Of our love, our love

Just give me a reason

Just a little bit's enough

Just a second, we're not broken

Just bent

We can learn to love again🎵

(Just Give Me A Reason - Pink feat. Nate Ruess)

Berkali-kali kuputar lagu itu di handphone untuk menemani perasaanku yang sedang hancur malam ini. Kata-kata itu masih terngiang di telingaku. Kata-kata perpisahan yang diucapkannya lima jam yang lalu di caffe. Detik-detik kalimat terkutuk itu meluncur tajam dari bibirnya yang tipis. Semuanya masih tergambar jelas di benakku

Mendengarnya, bagaikan di sambar petir. Oh, bukan, tapi bagai tertimpa pesawat. Hancur, berkeping-keping.

Air mataku tidak bisa berhenti mengalir padahal kantuk sudah mulai menyerang. Aku memutar badan melirik jam dinding, sudah jam dua pagi. Entah aku akan bisa tidur malam ini atau tidak.

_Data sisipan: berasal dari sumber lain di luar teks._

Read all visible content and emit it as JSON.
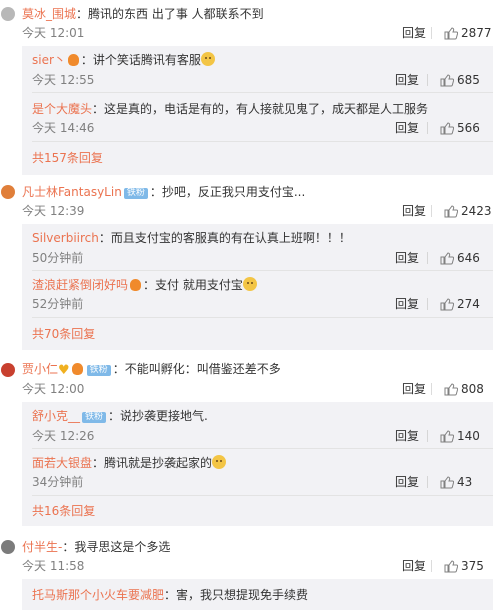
{
  "labels": {
    "reply": "回复"
  },
  "threads": [
    {
      "user": "莫冰_围城",
      "text": "：腾讯的东西 出了事 人都联系不到",
      "time": "今天 12:01",
      "likes": "2877",
      "replies": [
        {
          "user": "sier丶",
          "text": "：讲个笑话腾讯有客服",
          "time": "今天 12:55",
          "likes": "685"
        },
        {
          "user": "是个大魔头",
          "text": "：这是真的，电话是有的，有人接就见鬼了，成天都是人工服务",
          "time": "今天 14:46",
          "likes": "566"
        }
      ],
      "more": "共157条回复"
    },
    {
      "user": "凡士林FantasyLin",
      "badge": "铁粉",
      "text": "：抄吧，反正我只用支付宝...",
      "time": "今天 12:39",
      "likes": "2423",
      "replies": [
        {
          "user": "Silverbiirch",
          "text": "：而且支付宝的客服真的有在认真上班啊！！！",
          "time": "50分钟前",
          "likes": "646"
        },
        {
          "user": "渣浪赶紧倒闭好吗",
          "text": "：支付 就用支付宝",
          "time": "52分钟前",
          "likes": "274"
        }
      ],
      "more": "共70条回复"
    },
    {
      "user": "贾小仁",
      "badge": "铁粉",
      "text": "：不能叫孵化：叫借鉴还差不多",
      "time": "今天 12:00",
      "likes": "808",
      "replies": [
        {
          "user": "舒小克__",
          "badge": "铁粉",
          "text": "：说抄袭更接地气.",
          "time": "今天 12:26",
          "likes": "140"
        },
        {
          "user": "面若大银盘",
          "text": "：腾讯就是抄袭起家的",
          "time": "34分钟前",
          "likes": "43"
        }
      ],
      "more": "共16条回复"
    },
    {
      "user": "付半生-",
      "text": "：我寻思这是个多选",
      "time": "今天 11:58",
      "likes": "375",
      "replies": [
        {
          "user": "托马斯那个小火车要减肥",
          "text": "：害，我只想提现免手续费"
        }
      ]
    }
  ]
}
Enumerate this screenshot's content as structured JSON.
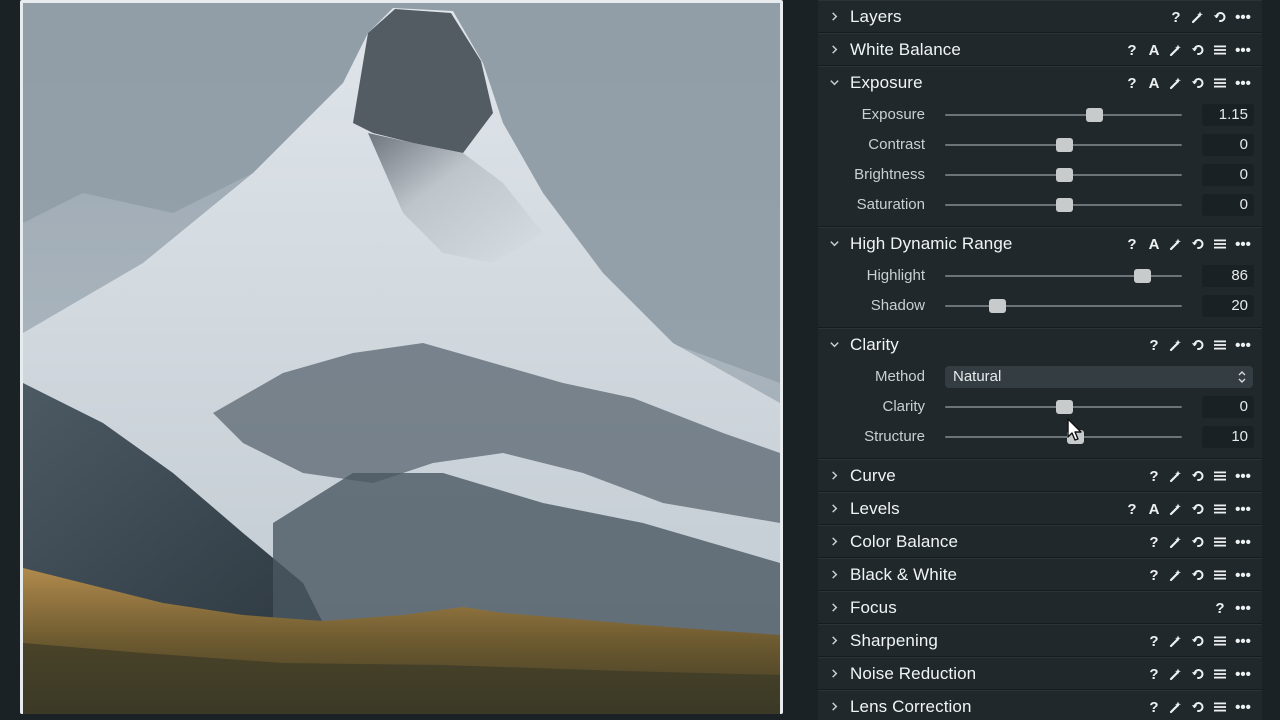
{
  "panel": {
    "tools": [
      {
        "name": "Layers",
        "expanded": false,
        "icons": [
          "help",
          "wand",
          "reset",
          "more"
        ]
      },
      {
        "name": "White Balance",
        "expanded": false,
        "icons": [
          "help",
          "auto",
          "wand",
          "reset",
          "menu",
          "more"
        ]
      },
      {
        "name": "Exposure",
        "expanded": true,
        "icons": [
          "help",
          "auto",
          "wand",
          "reset",
          "menu",
          "more"
        ],
        "controls": [
          {
            "type": "slider",
            "label": "Exposure",
            "value": "1.15",
            "fraction": 0.63
          },
          {
            "type": "slider",
            "label": "Contrast",
            "value": "0",
            "fraction": 0.5
          },
          {
            "type": "slider",
            "label": "Brightness",
            "value": "0",
            "fraction": 0.5
          },
          {
            "type": "slider",
            "label": "Saturation",
            "value": "0",
            "fraction": 0.5
          }
        ]
      },
      {
        "name": "High Dynamic Range",
        "expanded": true,
        "icons": [
          "help",
          "auto",
          "wand",
          "reset",
          "menu",
          "more"
        ],
        "controls": [
          {
            "type": "slider",
            "label": "Highlight",
            "value": "86",
            "fraction": 0.83
          },
          {
            "type": "slider",
            "label": "Shadow",
            "value": "20",
            "fraction": 0.22
          }
        ]
      },
      {
        "name": "Clarity",
        "expanded": true,
        "icons": [
          "help",
          "wand",
          "reset",
          "menu",
          "more"
        ],
        "controls": [
          {
            "type": "select",
            "label": "Method",
            "value": "Natural"
          },
          {
            "type": "slider",
            "label": "Clarity",
            "value": "0",
            "fraction": 0.5
          },
          {
            "type": "slider",
            "label": "Structure",
            "value": "10",
            "fraction": 0.55
          }
        ]
      },
      {
        "name": "Curve",
        "expanded": false,
        "icons": [
          "help",
          "wand",
          "reset",
          "menu",
          "more"
        ]
      },
      {
        "name": "Levels",
        "expanded": false,
        "icons": [
          "help",
          "auto",
          "wand",
          "reset",
          "menu",
          "more"
        ]
      },
      {
        "name": "Color Balance",
        "expanded": false,
        "icons": [
          "help",
          "wand",
          "reset",
          "menu",
          "more"
        ]
      },
      {
        "name": "Black & White",
        "expanded": false,
        "icons": [
          "help",
          "wand",
          "reset",
          "menu",
          "more"
        ]
      },
      {
        "name": "Focus",
        "expanded": false,
        "icons": [
          "help",
          "more"
        ]
      },
      {
        "name": "Sharpening",
        "expanded": false,
        "icons": [
          "help",
          "wand",
          "reset",
          "menu",
          "more"
        ]
      },
      {
        "name": "Noise Reduction",
        "expanded": false,
        "icons": [
          "help",
          "wand",
          "reset",
          "menu",
          "more"
        ]
      },
      {
        "name": "Lens Correction",
        "expanded": false,
        "icons": [
          "help",
          "wand",
          "reset",
          "menu",
          "more"
        ]
      }
    ]
  },
  "glyphs": {
    "help": "?",
    "auto": "A",
    "more": "•••"
  },
  "colors": {
    "panel_bg": "#1e2529",
    "tool_bg": "#20282c",
    "slider_knob": "#c8cbcc",
    "value_box": "#1a2124"
  }
}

Aku berbaring di tempat tidur sambil menatap langit-langit kamar. Masih berharap semua ini hanya mimpi. Aku tahu, Mama dan Papa pasti cemas ketika tadi melihat aku pulang dengan mata yang sembab dan maskara yang belepotan. Tapi, bibirku tidak mampu menjawab pertanyaan mereka. Aku langsung menuju kamarku yang hangat dan mengunci diri di dalam. Sampai sekarang.

Aku mencoba beranjak dari tempat tidurku. Berdiri menghadap cermin. Aku tidak jelek. Aku tidak terlalu kurus. Hanya, terkadang suka acak-acakan. Tapi, itu tidak buruk.

Percaya lah, ketika kamu diputusin begitu saja tanpa alasan yang jelas, itu akan membuatmu merasa menjadi cewek paling jelek di dunia. Apalagi, kamu tidak tahu salahmu apa. Terlebih lagi, kamu sedang sayang-sayangnya dengan dia. Itu akan sangat membunuhmu.

Lintang memang bukan cowok yang sering mengungkapkan rasa sayangnya padaku. Tapi, aku tau dia menyayangiku, itu bisa terlihat dari matanya yang sendu dan hangat. Aku senang ketika dia selalu membuatku badmood dengan teka-tekinya. Tapi, teka-tekinya kali ini membuatku muak.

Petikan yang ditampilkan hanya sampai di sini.